The conversations were held by seven men (some of us scruffy, all in our twenties) in loud voices, over coffee. We’d been having the same conversations for the past few hundred years, if not longer. They were questions of strategy, answered by streams of shouts and murmurs unconsciously crafted to affirm values and confirm common identity. We were tropes, in all our scruffy, bright eyed glory, and there was a subtle appreciation of this, expressed in our tacit commitment to our uphill battles, in our upholding the mantle of underdog.

Kundera doesn’t use these words. He uses the phrase The Grand March. “What makes a leftist a leftist is not this or that theory,” writes Kundera, “but his ability to integrate any theory into the kitsch called the Grand March.” Later, he writes that “The Grand March is the splendid march on the road to brotherhood, equality, justice, happiness; it goes on and on, obstacles notwithstanding, for obstacles there must be if the march is to be the Grand March.”

As a Leftist myself, I can tell you that this is true. In the past few years I have been a Democrat, a socialist, an anarchist, a (small d) democrat. But all the while I have been a Leftist, because the whole time I have been marching the grand march, a glorious march of human progress towards a better world. It is the uphill march towards what perhaps will always be a losing battle. The marchers are scruffy and bright eyed. They believe, we believe, that everything is at stake. The march is romantic, and it can give you purpose in an uncertain world.

You may be able to discern my current ambivalence towards the march. There can be no denying the marchers the legitimacy of their urgency. Their concerns are real. Their solutions, when tenable, are worth working towards and maybe worth fighting for. But there are risks inherent in any march; namely, the twin risks of being trampled, and of trampling others. I’ve written about these risks before. In my first column I wrote about the dangers of blindly adhering to externally-sources dogmas and ideologies. In my second column, I wrote about the tendency of those who do adhere to strong ideologies to dismiss those whose values they (wrongly) perceive as foreign to their own. These are real personal and social risks for Leftists, who can adopt an ugly, insular, and unproductive sneer which really does begin to stick after excessive use.

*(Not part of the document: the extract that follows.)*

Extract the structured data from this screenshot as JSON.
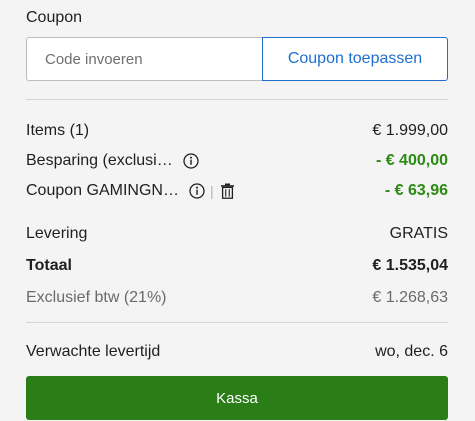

Sneers are always unattractive, but the reason they’re so dangerous for Leftists in particular is that your sneer won’t save you from being thrown under the Lefty bus, from being trampled beneath the Grand March, which can change directions and speeds without much notice. Do not put all of your energy into being a good marcher/demagogue. Set some store by being a good person. Don’t spend your whole Sunday arguing with your scruffy friends and forget to call your dad for his birthday. Being an idealist doesn’t prevent you from also being an insensitive jerk.